Pure art..Chelseaism

I dropped out of college in 1983 then started hanging out in the East Village. I think in retrospect because Basquiat and Haring symbolized the Romantic idea of gaining an education "in the streets " with the common people, that's what I was after. I think I had come to a rupture in the Dalton/RISD education in the Western Tradition and prep for the "American Dream"..all the unspoken conflicts in my psyche had to be addressed as I entered adulthood and I sought in the artists of the early 80's a visceral, immediate model of self expression and artistic achievement.
This was the height of "East Village-ism" the successor to SOHO bohemianism. The general look of alot of it was ad-hoc..ugly, abject..homely..perfect for the continuation of that "beat" era..it was also the period where black , latino, feminist and Stonewall-ish gayness was seen more and more in the arts. It was the perfect anti-dote to the mainstreaming I was supposed to be pursuiing in Dalton and RISD..

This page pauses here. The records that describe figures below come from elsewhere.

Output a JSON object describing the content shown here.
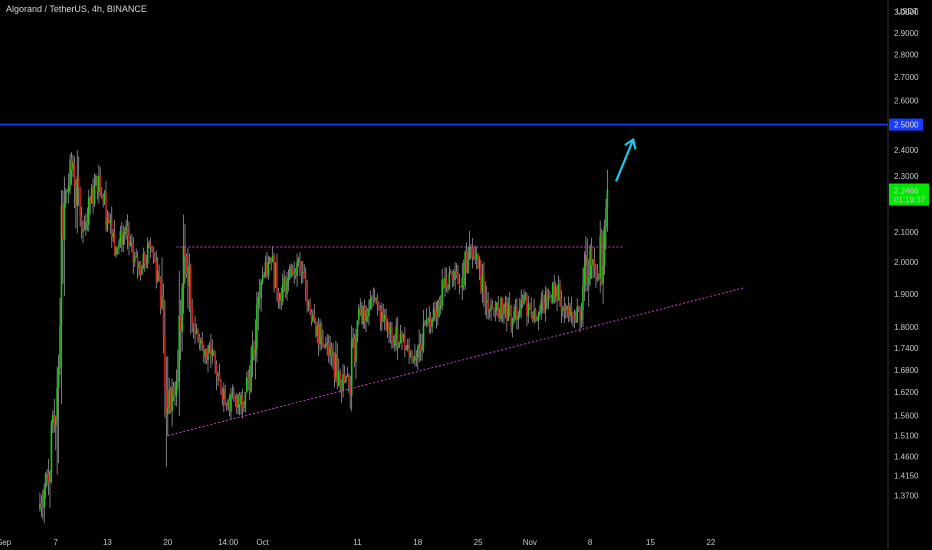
{
  "header": {
    "title": "Algorand / TetherUS, 4h, BINANCE",
    "currency": "USDT"
  },
  "colors": {
    "background": "#000000",
    "up_candle": "#22c322",
    "down_candle": "#c81e1e",
    "wick": "#9a9a9a",
    "resistance_line": "#1a3cff",
    "pattern_lines": "#d040d0",
    "arrow": "#1ec8e6",
    "price_badge": "#00e600"
  },
  "chart_data": {
    "type": "line",
    "title": "Algorand / TetherUS, 4h, BINANCE",
    "xlabel": "",
    "ylabel": "",
    "grid": false,
    "x_ticks": [
      "Sep",
      "7",
      "13",
      "20",
      "14:00",
      "Oct",
      "11",
      "18",
      "25",
      "Nov",
      "8",
      "15",
      "22"
    ],
    "y_ticks": [
      "3.0000",
      "2.9000",
      "2.8000",
      "2.7000",
      "2.6000",
      "2.5000",
      "2.4000",
      "2.3000",
      "2.2466",
      "2.1000",
      "2.0000",
      "1.9000",
      "1.8000",
      "1.7400",
      "1.6800",
      "1.6200",
      "1.5600",
      "1.5100",
      "1.4600",
      "1.4150",
      "1.3700"
    ],
    "y_scale": "log",
    "ylim": [
      1.3,
      3.02
    ],
    "xlim": [
      "Sep 1",
      "Nov 27"
    ],
    "series": [
      {
        "type": "candlestick",
        "x": [
          "Sep 5",
          "Sep 6",
          "Sep 7",
          "Sep 8",
          "Sep 9",
          "Sep 10",
          "Sep 11",
          "Sep 12",
          "Sep 13",
          "Sep 14",
          "Sep 15",
          "Sep 16",
          "Sep 17",
          "Sep 18",
          "Sep 19",
          "Sep 20",
          "Sep 21",
          "Sep 22",
          "Sep 23",
          "Sep 24",
          "Sep 25",
          "Sep 26",
          "Sep 27",
          "Sep 28",
          "Sep 29",
          "Sep 30",
          "Oct 1",
          "Oct 2",
          "Oct 3",
          "Oct 4",
          "Oct 5",
          "Oct 6",
          "Oct 7",
          "Oct 8",
          "Oct 9",
          "Oct 10",
          "Oct 11",
          "Oct 12",
          "Oct 13",
          "Oct 14",
          "Oct 15",
          "Oct 16",
          "Oct 17",
          "Oct 18",
          "Oct 19",
          "Oct 20",
          "Oct 21",
          "Oct 22",
          "Oct 23",
          "Oct 24",
          "Oct 25",
          "Oct 26",
          "Oct 27",
          "Oct 28",
          "Oct 29",
          "Oct 30",
          "Oct 31",
          "Nov 1",
          "Nov 2",
          "Nov 3",
          "Nov 4",
          "Nov 5",
          "Nov 6",
          "Nov 7",
          "Nov 8",
          "Nov 9",
          "Nov 10"
        ],
        "close": [
          1.34,
          1.42,
          1.55,
          2.2,
          2.35,
          2.1,
          2.2,
          2.3,
          2.15,
          2.05,
          2.1,
          2.0,
          1.98,
          2.05,
          1.95,
          1.58,
          1.65,
          2.02,
          1.8,
          1.75,
          1.72,
          1.65,
          1.6,
          1.58,
          1.62,
          1.72,
          1.95,
          2.0,
          1.9,
          1.95,
          2.0,
          1.92,
          1.82,
          1.75,
          1.72,
          1.65,
          1.64,
          1.82,
          1.85,
          1.88,
          1.82,
          1.76,
          1.78,
          1.72,
          1.74,
          1.82,
          1.85,
          1.92,
          1.95,
          1.92,
          2.05,
          1.98,
          1.88,
          1.85,
          1.86,
          1.82,
          1.88,
          1.86,
          1.84,
          1.88,
          1.92,
          1.85,
          1.83,
          1.85,
          2.05,
          1.95,
          2.25
        ]
      }
    ],
    "annotations": [
      {
        "type": "horizontal_line",
        "label": "2.5000",
        "y": 2.5
      },
      {
        "type": "horizontal_dotted_line",
        "y": 2.05,
        "x_start": "Sep 21",
        "x_end": "Nov 12"
      },
      {
        "type": "ascending_dotted_line",
        "x_start": "Sep 20",
        "y_start": 1.51,
        "x_end": "Nov 26",
        "y_end": 1.92
      },
      {
        "type": "arrow",
        "direction": "up-right",
        "from": {
          "x": "Nov 11",
          "y": 2.28
        },
        "to": {
          "x": "Nov 13",
          "y": 2.44
        }
      },
      {
        "type": "price_badge",
        "price": "2.2466",
        "countdown": "01:19:37"
      }
    ]
  }
}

Of course nothing came of it and neither of those guys ever made it out of the 80's.
I of course did nothing of any worth in the period except get drunk and doodle..my contemporaries were beginning to set themselves up here and there..little galleries..studios in Wburg, Tribeca, Hoboken etc..

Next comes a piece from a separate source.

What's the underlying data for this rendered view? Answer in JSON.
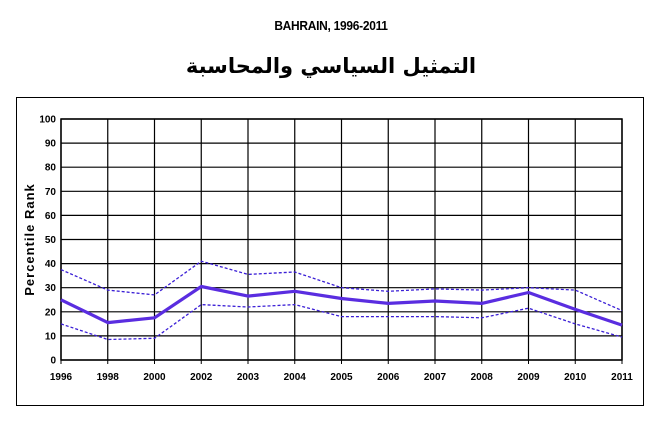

By the time the 90's rolled around and we were in our dirty thirties the East Village was gentrified and ossified...Chelsea and Wburg were the new scenes in NYC. Artists and dealers had entered the scene now with very different attitudes than the reckless and self-destructive "beats"..Chelsea for instance was the "new" gayness..not Stonewall but post-Warhol conformist. Politics, polemics and so-on was on the way out and pure aesthetics on it's way in. Work had to look more "worked on" than "worked over"..things were shinier, more professionally crafted..more of a fit for your new condo.